I just listened to a podcast from this spring: The Legal Talk Network - Public Defenders, March 30.
Hosts J. Craig Williams and Robert Ambrogi interviewed two public defenders (one in LA and one in Boston) and a researcher who has worked on public defense issues. A few points:
- Pay varies widely state to state. In California, public defenders have the same pay scale as prosecutors and have the potential for pretty good salaries. Not so in most of the country. In Massachusetts, public defenders start at about $37,000 -- lower than attorneys for any other state agencies.
- Resources are an issue, apart from salaries. Prosecutors have whole police departments to investigate cases and find witnesses; public defenders often are frustrated by their limited technology and personnel.
- An anecdote (from the Midwest, I believe): One public defender, moonlighting in another job to get a little extra money, reported that he saw a client twice in one day -- one in court and once in the evening when the lawyer delivered a pizza to the client's home.
- Caseloads are an issue.
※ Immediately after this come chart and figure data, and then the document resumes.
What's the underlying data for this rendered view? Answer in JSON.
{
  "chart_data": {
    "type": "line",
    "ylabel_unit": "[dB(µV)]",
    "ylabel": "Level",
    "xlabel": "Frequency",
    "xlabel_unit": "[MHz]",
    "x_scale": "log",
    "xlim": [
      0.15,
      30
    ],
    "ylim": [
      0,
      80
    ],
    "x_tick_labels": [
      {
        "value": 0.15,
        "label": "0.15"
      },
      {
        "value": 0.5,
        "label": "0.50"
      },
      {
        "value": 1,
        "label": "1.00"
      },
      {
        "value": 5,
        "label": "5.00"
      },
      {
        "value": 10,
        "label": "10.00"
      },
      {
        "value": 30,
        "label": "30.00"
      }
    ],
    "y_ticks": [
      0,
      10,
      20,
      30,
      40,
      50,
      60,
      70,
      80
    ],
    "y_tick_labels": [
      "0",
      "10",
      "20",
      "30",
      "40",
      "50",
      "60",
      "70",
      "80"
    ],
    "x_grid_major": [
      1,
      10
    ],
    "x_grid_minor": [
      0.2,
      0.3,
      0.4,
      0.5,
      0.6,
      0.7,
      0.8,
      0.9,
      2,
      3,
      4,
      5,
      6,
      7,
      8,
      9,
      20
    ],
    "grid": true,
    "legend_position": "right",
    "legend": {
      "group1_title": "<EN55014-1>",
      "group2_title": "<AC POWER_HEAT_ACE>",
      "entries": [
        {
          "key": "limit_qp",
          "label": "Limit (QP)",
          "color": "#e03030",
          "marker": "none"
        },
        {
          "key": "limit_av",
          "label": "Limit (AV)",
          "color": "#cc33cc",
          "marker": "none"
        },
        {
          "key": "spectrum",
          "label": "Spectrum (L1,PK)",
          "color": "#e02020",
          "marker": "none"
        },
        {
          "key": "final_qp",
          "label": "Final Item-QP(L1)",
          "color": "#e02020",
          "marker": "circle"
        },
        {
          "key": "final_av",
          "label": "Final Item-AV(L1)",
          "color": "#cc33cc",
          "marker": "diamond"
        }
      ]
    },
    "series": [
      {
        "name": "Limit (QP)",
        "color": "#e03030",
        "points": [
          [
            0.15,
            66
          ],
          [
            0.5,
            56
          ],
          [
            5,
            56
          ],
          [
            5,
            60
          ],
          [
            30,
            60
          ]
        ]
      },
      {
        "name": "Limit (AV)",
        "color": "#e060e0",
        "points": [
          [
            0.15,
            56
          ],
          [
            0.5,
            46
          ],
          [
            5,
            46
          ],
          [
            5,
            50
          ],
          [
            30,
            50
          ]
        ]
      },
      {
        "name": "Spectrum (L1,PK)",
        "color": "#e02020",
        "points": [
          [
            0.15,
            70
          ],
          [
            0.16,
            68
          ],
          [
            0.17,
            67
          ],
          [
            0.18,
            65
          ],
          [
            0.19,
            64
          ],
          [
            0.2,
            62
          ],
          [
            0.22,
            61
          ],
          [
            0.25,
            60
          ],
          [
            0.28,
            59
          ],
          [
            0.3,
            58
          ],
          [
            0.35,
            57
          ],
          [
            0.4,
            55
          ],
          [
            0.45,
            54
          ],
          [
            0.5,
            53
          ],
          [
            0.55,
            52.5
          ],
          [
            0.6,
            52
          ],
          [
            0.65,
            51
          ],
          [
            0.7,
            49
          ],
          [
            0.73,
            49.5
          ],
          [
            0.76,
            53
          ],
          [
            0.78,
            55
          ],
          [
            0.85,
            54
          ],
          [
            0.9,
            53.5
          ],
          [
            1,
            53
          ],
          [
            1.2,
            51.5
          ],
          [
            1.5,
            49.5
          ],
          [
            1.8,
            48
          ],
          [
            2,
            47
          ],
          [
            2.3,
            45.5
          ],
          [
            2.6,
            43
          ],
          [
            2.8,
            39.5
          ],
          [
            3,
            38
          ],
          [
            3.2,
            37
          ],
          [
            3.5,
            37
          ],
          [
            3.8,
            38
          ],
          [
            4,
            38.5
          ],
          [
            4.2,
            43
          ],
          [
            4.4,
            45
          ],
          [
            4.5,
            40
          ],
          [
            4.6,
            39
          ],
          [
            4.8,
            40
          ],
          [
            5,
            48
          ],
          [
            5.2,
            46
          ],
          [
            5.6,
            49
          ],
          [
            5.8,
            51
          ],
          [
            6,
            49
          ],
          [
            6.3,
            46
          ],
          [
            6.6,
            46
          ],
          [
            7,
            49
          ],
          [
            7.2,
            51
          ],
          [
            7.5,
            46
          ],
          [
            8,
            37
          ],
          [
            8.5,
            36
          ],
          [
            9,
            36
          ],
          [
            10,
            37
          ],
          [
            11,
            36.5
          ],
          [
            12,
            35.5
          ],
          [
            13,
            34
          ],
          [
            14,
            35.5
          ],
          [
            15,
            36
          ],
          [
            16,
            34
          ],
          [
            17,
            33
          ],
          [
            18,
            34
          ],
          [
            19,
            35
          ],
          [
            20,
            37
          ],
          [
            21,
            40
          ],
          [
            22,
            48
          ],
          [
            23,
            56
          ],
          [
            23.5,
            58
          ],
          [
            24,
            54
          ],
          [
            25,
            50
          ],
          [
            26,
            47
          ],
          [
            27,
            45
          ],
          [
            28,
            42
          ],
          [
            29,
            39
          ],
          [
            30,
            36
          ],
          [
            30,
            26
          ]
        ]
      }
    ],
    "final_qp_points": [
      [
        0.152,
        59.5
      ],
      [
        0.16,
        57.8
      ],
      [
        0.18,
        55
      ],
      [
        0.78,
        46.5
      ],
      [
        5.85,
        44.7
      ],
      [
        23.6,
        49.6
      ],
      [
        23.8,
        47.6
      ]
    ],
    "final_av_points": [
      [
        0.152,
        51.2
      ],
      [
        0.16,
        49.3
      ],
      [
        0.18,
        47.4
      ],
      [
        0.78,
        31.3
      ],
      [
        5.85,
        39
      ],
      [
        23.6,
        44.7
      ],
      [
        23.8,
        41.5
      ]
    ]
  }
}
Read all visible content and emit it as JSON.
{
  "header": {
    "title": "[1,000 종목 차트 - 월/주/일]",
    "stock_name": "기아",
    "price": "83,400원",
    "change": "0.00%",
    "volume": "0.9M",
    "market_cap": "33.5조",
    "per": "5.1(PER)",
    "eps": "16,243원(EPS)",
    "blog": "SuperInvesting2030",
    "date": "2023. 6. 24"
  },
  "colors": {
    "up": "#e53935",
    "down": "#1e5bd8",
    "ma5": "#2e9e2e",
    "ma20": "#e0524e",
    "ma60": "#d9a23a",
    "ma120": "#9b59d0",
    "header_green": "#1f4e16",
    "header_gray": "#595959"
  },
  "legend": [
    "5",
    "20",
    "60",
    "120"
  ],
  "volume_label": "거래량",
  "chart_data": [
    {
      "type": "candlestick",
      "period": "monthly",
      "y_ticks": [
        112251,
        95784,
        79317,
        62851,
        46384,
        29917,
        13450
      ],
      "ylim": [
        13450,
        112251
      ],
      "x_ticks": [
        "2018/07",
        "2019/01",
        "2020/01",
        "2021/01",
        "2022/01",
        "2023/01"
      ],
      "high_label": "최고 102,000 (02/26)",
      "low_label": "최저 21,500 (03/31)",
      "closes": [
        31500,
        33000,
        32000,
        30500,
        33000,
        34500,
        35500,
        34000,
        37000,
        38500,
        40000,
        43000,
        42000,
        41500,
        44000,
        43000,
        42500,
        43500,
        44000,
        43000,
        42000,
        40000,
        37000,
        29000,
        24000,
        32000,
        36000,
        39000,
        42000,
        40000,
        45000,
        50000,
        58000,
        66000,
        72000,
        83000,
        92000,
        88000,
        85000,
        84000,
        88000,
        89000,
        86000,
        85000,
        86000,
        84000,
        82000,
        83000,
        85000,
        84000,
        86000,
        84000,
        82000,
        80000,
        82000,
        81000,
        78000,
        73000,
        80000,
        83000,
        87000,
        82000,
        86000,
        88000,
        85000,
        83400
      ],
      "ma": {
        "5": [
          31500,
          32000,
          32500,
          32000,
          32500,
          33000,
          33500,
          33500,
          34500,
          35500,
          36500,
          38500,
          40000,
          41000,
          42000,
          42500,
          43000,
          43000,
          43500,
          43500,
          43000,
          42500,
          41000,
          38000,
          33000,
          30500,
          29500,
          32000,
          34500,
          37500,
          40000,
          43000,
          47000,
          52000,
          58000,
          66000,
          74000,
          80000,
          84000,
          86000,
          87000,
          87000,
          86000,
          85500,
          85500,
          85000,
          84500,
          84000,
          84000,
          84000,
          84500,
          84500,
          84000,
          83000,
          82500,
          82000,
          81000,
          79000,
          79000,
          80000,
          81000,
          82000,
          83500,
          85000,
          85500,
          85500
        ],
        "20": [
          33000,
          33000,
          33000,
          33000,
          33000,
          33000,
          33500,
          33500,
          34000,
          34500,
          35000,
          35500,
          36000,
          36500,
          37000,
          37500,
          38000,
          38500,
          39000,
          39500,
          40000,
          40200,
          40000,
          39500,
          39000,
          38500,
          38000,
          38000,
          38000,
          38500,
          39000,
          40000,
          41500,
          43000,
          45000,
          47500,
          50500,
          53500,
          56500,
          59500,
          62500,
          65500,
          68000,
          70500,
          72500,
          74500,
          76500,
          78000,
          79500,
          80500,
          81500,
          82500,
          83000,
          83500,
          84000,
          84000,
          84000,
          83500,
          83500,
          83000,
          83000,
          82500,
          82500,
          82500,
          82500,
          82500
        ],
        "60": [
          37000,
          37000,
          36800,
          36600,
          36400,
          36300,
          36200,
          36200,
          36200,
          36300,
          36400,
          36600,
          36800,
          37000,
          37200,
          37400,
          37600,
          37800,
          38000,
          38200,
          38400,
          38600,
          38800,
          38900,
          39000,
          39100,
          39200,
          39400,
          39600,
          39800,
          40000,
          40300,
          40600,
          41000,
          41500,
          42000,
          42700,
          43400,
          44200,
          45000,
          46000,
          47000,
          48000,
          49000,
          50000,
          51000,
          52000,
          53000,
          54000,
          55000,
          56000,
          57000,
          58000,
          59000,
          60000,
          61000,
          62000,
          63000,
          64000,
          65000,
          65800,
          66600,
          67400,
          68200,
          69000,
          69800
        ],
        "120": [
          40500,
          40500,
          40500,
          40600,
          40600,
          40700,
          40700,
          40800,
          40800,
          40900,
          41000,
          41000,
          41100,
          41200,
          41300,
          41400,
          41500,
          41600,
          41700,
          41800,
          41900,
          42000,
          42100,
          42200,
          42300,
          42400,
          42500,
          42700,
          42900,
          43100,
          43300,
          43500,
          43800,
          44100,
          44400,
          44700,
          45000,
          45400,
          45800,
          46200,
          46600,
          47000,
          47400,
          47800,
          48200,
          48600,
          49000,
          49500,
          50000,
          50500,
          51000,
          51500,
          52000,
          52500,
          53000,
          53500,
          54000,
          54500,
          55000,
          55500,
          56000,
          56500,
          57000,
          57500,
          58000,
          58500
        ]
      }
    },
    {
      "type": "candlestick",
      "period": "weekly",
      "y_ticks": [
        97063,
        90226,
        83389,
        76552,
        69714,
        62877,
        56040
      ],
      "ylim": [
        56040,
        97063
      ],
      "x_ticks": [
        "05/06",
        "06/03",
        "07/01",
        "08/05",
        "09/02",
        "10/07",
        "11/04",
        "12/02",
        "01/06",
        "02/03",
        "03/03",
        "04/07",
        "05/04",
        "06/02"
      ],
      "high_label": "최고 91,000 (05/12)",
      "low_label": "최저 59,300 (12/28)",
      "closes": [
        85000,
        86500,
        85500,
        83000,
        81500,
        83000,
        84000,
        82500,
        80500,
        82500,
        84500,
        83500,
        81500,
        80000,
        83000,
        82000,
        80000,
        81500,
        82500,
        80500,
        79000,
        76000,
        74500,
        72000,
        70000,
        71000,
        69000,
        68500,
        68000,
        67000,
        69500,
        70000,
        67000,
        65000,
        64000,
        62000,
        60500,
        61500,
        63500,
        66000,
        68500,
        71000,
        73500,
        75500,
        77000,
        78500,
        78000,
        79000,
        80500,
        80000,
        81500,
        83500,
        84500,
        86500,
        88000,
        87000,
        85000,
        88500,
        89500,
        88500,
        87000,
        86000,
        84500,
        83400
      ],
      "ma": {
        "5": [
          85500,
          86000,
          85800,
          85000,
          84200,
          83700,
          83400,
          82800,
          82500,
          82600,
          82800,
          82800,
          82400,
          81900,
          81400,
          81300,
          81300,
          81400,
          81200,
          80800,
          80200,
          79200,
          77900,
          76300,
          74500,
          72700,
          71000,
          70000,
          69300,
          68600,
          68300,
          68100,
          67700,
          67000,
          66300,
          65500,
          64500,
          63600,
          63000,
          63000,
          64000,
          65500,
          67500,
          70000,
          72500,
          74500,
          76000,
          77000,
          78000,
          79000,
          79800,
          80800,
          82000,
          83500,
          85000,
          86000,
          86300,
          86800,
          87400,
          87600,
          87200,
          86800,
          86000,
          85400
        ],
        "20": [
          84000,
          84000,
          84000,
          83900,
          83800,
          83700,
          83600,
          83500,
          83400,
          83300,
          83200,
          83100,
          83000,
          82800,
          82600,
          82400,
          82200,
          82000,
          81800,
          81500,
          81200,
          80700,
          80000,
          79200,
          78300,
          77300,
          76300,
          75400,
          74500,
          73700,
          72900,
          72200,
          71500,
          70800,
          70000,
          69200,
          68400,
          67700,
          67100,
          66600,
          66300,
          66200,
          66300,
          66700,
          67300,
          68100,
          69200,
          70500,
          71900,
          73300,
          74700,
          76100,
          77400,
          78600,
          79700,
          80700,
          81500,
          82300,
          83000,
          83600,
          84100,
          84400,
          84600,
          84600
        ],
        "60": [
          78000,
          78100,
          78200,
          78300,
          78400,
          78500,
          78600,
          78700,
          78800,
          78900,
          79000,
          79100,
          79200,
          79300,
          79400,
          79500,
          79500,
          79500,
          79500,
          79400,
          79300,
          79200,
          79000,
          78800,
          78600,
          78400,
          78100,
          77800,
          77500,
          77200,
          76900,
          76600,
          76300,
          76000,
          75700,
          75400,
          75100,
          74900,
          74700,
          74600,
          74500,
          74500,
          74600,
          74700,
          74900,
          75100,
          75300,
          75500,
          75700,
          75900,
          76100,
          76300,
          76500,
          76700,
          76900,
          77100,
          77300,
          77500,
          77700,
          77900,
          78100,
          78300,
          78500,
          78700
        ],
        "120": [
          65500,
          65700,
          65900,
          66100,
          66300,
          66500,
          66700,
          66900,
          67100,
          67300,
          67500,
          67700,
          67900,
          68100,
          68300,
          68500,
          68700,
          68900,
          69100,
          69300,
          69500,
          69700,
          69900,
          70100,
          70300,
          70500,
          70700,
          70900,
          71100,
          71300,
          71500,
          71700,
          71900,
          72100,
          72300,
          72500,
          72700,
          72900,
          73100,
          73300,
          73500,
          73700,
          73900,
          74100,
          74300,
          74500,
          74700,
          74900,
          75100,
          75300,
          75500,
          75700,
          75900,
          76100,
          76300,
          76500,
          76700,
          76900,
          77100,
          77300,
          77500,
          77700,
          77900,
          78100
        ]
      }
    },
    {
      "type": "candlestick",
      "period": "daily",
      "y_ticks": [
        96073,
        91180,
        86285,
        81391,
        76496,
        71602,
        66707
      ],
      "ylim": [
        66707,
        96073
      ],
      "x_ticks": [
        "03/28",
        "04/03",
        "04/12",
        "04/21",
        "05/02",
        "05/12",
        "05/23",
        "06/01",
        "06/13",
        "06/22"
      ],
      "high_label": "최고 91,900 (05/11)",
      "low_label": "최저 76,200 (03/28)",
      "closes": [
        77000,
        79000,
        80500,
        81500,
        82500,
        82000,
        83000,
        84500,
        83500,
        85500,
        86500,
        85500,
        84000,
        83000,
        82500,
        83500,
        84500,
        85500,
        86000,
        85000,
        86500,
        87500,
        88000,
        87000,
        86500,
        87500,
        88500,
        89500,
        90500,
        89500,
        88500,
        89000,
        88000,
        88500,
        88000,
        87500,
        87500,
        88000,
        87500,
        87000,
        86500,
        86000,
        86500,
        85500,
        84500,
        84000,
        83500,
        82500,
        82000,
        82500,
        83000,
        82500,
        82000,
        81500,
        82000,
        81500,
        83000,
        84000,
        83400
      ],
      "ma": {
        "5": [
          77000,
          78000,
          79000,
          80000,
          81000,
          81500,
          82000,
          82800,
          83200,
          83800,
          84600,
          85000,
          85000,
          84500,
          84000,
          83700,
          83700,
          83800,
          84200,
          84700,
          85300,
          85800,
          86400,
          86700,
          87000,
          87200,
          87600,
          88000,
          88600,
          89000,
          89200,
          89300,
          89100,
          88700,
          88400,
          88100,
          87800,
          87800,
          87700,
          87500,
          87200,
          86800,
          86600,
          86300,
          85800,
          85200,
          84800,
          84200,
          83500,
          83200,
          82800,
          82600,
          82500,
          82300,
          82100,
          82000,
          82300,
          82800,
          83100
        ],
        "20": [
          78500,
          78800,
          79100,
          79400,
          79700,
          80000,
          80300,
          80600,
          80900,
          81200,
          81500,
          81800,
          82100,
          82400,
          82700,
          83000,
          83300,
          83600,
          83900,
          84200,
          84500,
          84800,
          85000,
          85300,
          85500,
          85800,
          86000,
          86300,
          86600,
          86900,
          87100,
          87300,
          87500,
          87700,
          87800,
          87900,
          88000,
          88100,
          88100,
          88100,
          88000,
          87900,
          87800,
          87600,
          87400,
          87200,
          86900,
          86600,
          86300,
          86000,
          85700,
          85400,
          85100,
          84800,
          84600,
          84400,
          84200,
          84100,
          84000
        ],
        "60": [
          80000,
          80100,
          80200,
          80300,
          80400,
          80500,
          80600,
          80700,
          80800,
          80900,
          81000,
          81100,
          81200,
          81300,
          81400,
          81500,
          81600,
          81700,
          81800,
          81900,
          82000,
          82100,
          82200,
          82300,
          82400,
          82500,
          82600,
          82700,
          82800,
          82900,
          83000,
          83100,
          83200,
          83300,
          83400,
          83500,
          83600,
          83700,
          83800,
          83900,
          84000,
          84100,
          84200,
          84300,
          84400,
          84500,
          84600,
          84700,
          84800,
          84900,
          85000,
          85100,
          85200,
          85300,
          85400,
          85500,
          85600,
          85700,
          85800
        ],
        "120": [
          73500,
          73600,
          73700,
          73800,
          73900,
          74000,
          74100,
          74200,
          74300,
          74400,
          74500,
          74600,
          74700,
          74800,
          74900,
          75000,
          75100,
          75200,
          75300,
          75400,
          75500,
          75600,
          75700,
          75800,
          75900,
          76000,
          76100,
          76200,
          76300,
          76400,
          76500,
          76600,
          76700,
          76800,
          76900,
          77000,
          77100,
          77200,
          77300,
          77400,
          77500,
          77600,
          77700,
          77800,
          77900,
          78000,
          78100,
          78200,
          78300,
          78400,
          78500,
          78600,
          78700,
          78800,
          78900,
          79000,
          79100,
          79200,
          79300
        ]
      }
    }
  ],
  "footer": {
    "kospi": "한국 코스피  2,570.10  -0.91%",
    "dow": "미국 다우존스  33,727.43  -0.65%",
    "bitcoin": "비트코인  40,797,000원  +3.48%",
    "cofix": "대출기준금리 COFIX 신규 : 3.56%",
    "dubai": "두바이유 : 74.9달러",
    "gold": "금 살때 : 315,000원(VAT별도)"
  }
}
Some public defenders are expected to handle so many cases they can't keep one client's case separate from the next one's in their minds.
- The speakers all agreed that many public defenders do excellent work, despite the low pay and scant resources. The LA attorney said that sometimes a client who is eligible for a public defender gets a private attorney because the family scrapes together the money, assuming that any paid lawyer would be better than a public defender -- but, in fact, the private bar has quite a range of ability and experience. Sometimes that private lawyer does not represent the client as well as the public defender would have. The private lawyer might not have much experience in criminal defense, with no one in the office to train or supervise as a young public defender has.